PSA n’a pas vu venir la fin du diesel, n’a pas su s’adapter aux marchés émergents, n’a pas créé de modèles qui suscitent l’enthousiasme, n’a pas choisi le niveau de ses gammes automobiles. Que peut-on contre l’erreur, qui est par définition humaine ?

Les erreurs de PSA :

1. Trop de dépendance vis-à-vis du marché français.

2. L’export. La géographie des ventes a changé : 15 millions de voitures vendues chaque année en Chine, contre 12 en Europe. Peut-on vendre des véhicules en Chine quand ils sont produits en France? 

3. Le marché s'est creusé au centre. Il existe de moins en moins de place pour les modèles de moyenne gamme (à la française) en raison de la concurrence des constructeurs asiatiques et de la perte de pouvoir d'achat des classes moyennes françaises sur les marchés dominants de PSA. 

Oui, les dirigeants de PSA ont été aveugles et sourds. Mais tout comme les gouvernements et les syndicats, qui auraient du comprendre que la conquête de nouveaux marchés supposait des délocalisations.

Aujourd’hui, que peut-on faire ?

  • Réinjecter de l’argent de l’État ? Non.
  • Changer de président ? C’est au conseil de surveillance de se prononcer et de valider les conditions de son licenciement, qui, au nom de l’exemplarité, devrait être pour le moins sévère.
  • Accepter l’inacceptable, et savoir que la fermeture d’un site est la seule garantie pour garder des emplois.

La question des sous-traitants est tout aussi dramatique mais moins médiatique. Ce sont eux qu’il faut aider car d’autres emplois « invisibles » sont en jeu. Il faut accepter la souplesse d’ajustement des licenciements faute de voir d’autres entreprises disparaitre.

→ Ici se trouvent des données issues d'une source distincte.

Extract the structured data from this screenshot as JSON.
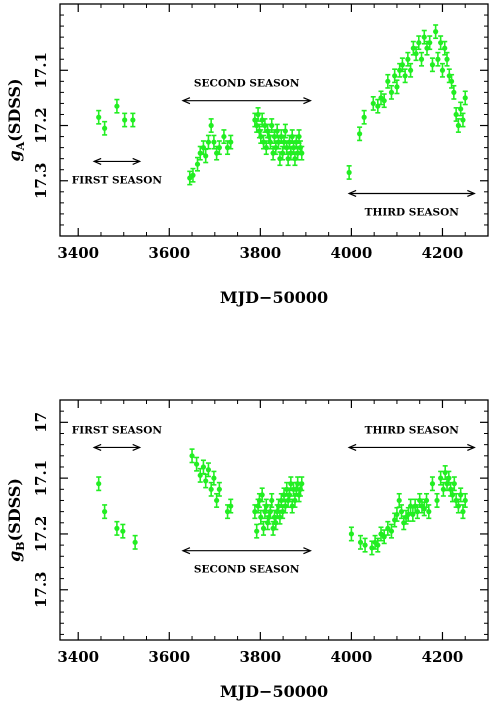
{
  "figure": {
    "colors": {
      "points": "#22ee22",
      "axes": "#000000",
      "background": "#ffffff"
    }
  },
  "chart_data": [
    {
      "type": "scatter",
      "id": "panel-A",
      "xlabel": "MJD−50000",
      "ylabel": {
        "main": "g",
        "sub": "A",
        "tail": "(SDSS)"
      },
      "xlim": [
        3360,
        4300
      ],
      "ylim": [
        17.4,
        16.98
      ],
      "y_inverted": true,
      "xticks": [
        3400,
        3600,
        3800,
        4000,
        4200
      ],
      "yticks": [
        17.1,
        17.2,
        17.3
      ],
      "ytick_labels": [
        "17.1",
        "17.2",
        "17.3"
      ],
      "error_bar": 0.012,
      "annotations": [
        {
          "text": "FIRST SEASON",
          "arrow_x": [
            3435,
            3535
          ],
          "arrow_y": 17.265,
          "text_pos": "below"
        },
        {
          "text": "SECOND SEASON",
          "arrow_x": [
            3630,
            3910
          ],
          "arrow_y": 17.155,
          "text_pos": "above"
        },
        {
          "text": "THIRD SEASON",
          "arrow_x": [
            3995,
            4270
          ],
          "arrow_y": 17.323,
          "text_pos": "below"
        }
      ],
      "series": [
        {
          "x": [
            3445,
            3458,
            3485,
            3502,
            3520,
            3645,
            3652,
            3662,
            3668,
            3675,
            3680,
            3686,
            3692,
            3698,
            3704,
            3710,
            3720,
            3728,
            3735,
            3788,
            3792,
            3795,
            3798,
            3801,
            3804,
            3807,
            3810,
            3813,
            3816,
            3819,
            3822,
            3825,
            3828,
            3831,
            3834,
            3837,
            3840,
            3843,
            3846,
            3849,
            3852,
            3855,
            3858,
            3861,
            3864,
            3867,
            3870,
            3873,
            3876,
            3879,
            3882,
            3885,
            3888,
            3891,
            3995,
            4018,
            4028,
            4048,
            4058,
            4065,
            4072,
            4080,
            4088,
            4095,
            4100,
            4106,
            4112,
            4118,
            4124,
            4130,
            4136,
            4142,
            4148,
            4154,
            4160,
            4166,
            4172,
            4178,
            4185,
            4190,
            4196,
            4200,
            4205,
            4210,
            4215,
            4220,
            4225,
            4230,
            4235,
            4240,
            4245,
            4250
          ],
          "y": [
            17.185,
            17.205,
            17.165,
            17.19,
            17.19,
            17.295,
            17.29,
            17.27,
            17.25,
            17.24,
            17.255,
            17.23,
            17.2,
            17.23,
            17.25,
            17.24,
            17.22,
            17.24,
            17.23,
            17.19,
            17.2,
            17.18,
            17.21,
            17.22,
            17.19,
            17.23,
            17.2,
            17.24,
            17.21,
            17.22,
            17.23,
            17.2,
            17.25,
            17.22,
            17.24,
            17.21,
            17.23,
            17.26,
            17.22,
            17.25,
            17.23,
            17.21,
            17.24,
            17.26,
            17.23,
            17.25,
            17.22,
            17.24,
            17.26,
            17.23,
            17.25,
            17.22,
            17.24,
            17.25,
            17.285,
            17.215,
            17.185,
            17.16,
            17.165,
            17.15,
            17.155,
            17.12,
            17.14,
            17.11,
            17.13,
            17.1,
            17.09,
            17.11,
            17.08,
            17.1,
            17.06,
            17.07,
            17.05,
            17.08,
            17.04,
            17.06,
            17.05,
            17.09,
            17.03,
            17.08,
            17.05,
            17.1,
            17.06,
            17.08,
            17.11,
            17.12,
            17.14,
            17.18,
            17.2,
            17.17,
            17.19,
            17.15
          ]
        }
      ]
    },
    {
      "type": "scatter",
      "id": "panel-B",
      "xlabel": "MJD−50000",
      "ylabel": {
        "main": "g",
        "sub": "B",
        "tail": "(SDSS)"
      },
      "xlim": [
        3360,
        4300
      ],
      "ylim": [
        17.39,
        16.96
      ],
      "y_inverted": true,
      "xticks": [
        3400,
        3600,
        3800,
        4000,
        4200
      ],
      "yticks": [
        17.0,
        17.1,
        17.2,
        17.3
      ],
      "ytick_labels": [
        "17",
        "17.1",
        "17.2",
        "17.3"
      ],
      "error_bar": 0.012,
      "annotations": [
        {
          "text": "FIRST SEASON",
          "arrow_x": [
            3435,
            3535
          ],
          "arrow_y": 17.045,
          "text_pos": "above"
        },
        {
          "text": "SECOND SEASON",
          "arrow_x": [
            3630,
            3910
          ],
          "arrow_y": 17.23,
          "text_pos": "below"
        },
        {
          "text": "THIRD SEASON",
          "arrow_x": [
            3995,
            4270
          ],
          "arrow_y": 17.045,
          "text_pos": "above"
        }
      ],
      "series": [
        {
          "x": [
            3445,
            3458,
            3485,
            3498,
            3525,
            3650,
            3660,
            3668,
            3675,
            3680,
            3686,
            3692,
            3698,
            3704,
            3710,
            3728,
            3735,
            3788,
            3792,
            3795,
            3798,
            3801,
            3804,
            3807,
            3810,
            3813,
            3816,
            3819,
            3822,
            3825,
            3828,
            3831,
            3834,
            3837,
            3840,
            3843,
            3846,
            3849,
            3852,
            3855,
            3858,
            3861,
            3864,
            3867,
            3870,
            3873,
            3876,
            3879,
            3882,
            3885,
            3888,
            3891,
            4000,
            4020,
            4030,
            4045,
            4052,
            4058,
            4065,
            4072,
            4080,
            4088,
            4095,
            4100,
            4105,
            4110,
            4115,
            4120,
            4125,
            4130,
            4135,
            4140,
            4145,
            4150,
            4155,
            4160,
            4165,
            4170,
            4178,
            4188,
            4196,
            4202,
            4206,
            4210,
            4214,
            4218,
            4222,
            4226,
            4230,
            4235,
            4240,
            4245,
            4250
          ],
          "y": [
            17.11,
            17.16,
            17.19,
            17.195,
            17.215,
            17.06,
            17.075,
            17.095,
            17.08,
            17.105,
            17.085,
            17.12,
            17.1,
            17.14,
            17.12,
            17.16,
            17.15,
            17.16,
            17.195,
            17.15,
            17.14,
            17.17,
            17.13,
            17.19,
            17.16,
            17.15,
            17.18,
            17.17,
            17.16,
            17.14,
            17.19,
            17.17,
            17.18,
            17.16,
            17.15,
            17.17,
            17.14,
            17.16,
            17.13,
            17.15,
            17.12,
            17.14,
            17.13,
            17.11,
            17.15,
            17.12,
            17.14,
            17.12,
            17.11,
            17.13,
            17.12,
            17.11,
            17.2,
            17.215,
            17.22,
            17.225,
            17.215,
            17.22,
            17.2,
            17.205,
            17.19,
            17.195,
            17.175,
            17.165,
            17.14,
            17.16,
            17.18,
            17.17,
            17.165,
            17.15,
            17.165,
            17.15,
            17.16,
            17.14,
            17.15,
            17.155,
            17.14,
            17.16,
            17.11,
            17.14,
            17.1,
            17.12,
            17.09,
            17.11,
            17.1,
            17.12,
            17.13,
            17.11,
            17.14,
            17.15,
            17.13,
            17.16,
            17.14
          ]
        }
      ]
    }
  ]
}
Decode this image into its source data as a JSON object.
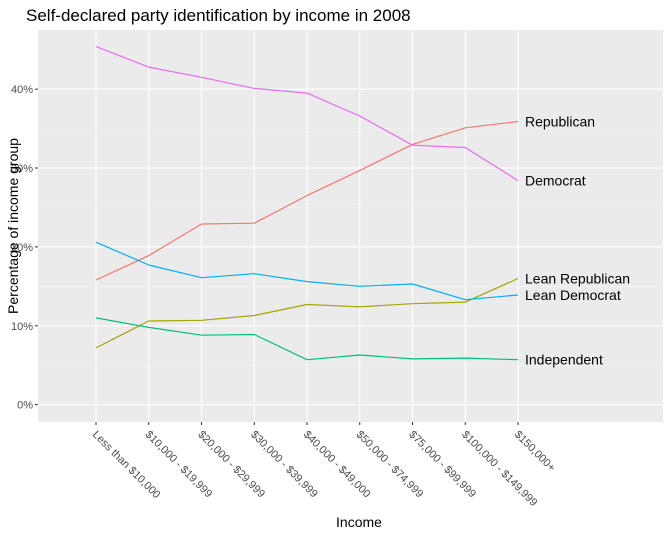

L’État doit faire passer la pédagogie avant la démagogie. C’est la condition de l’adaptation de notre économie à l’implacable concurrence.

Si l’on veut que PSA reste une fierté nationale, il faut avoir le courage de tout changer, au prix d’une restructuration drastique. La destruction créatrice est inévitable, c’est la règle cruelle du « marché », inéluctable pour une croissance économique.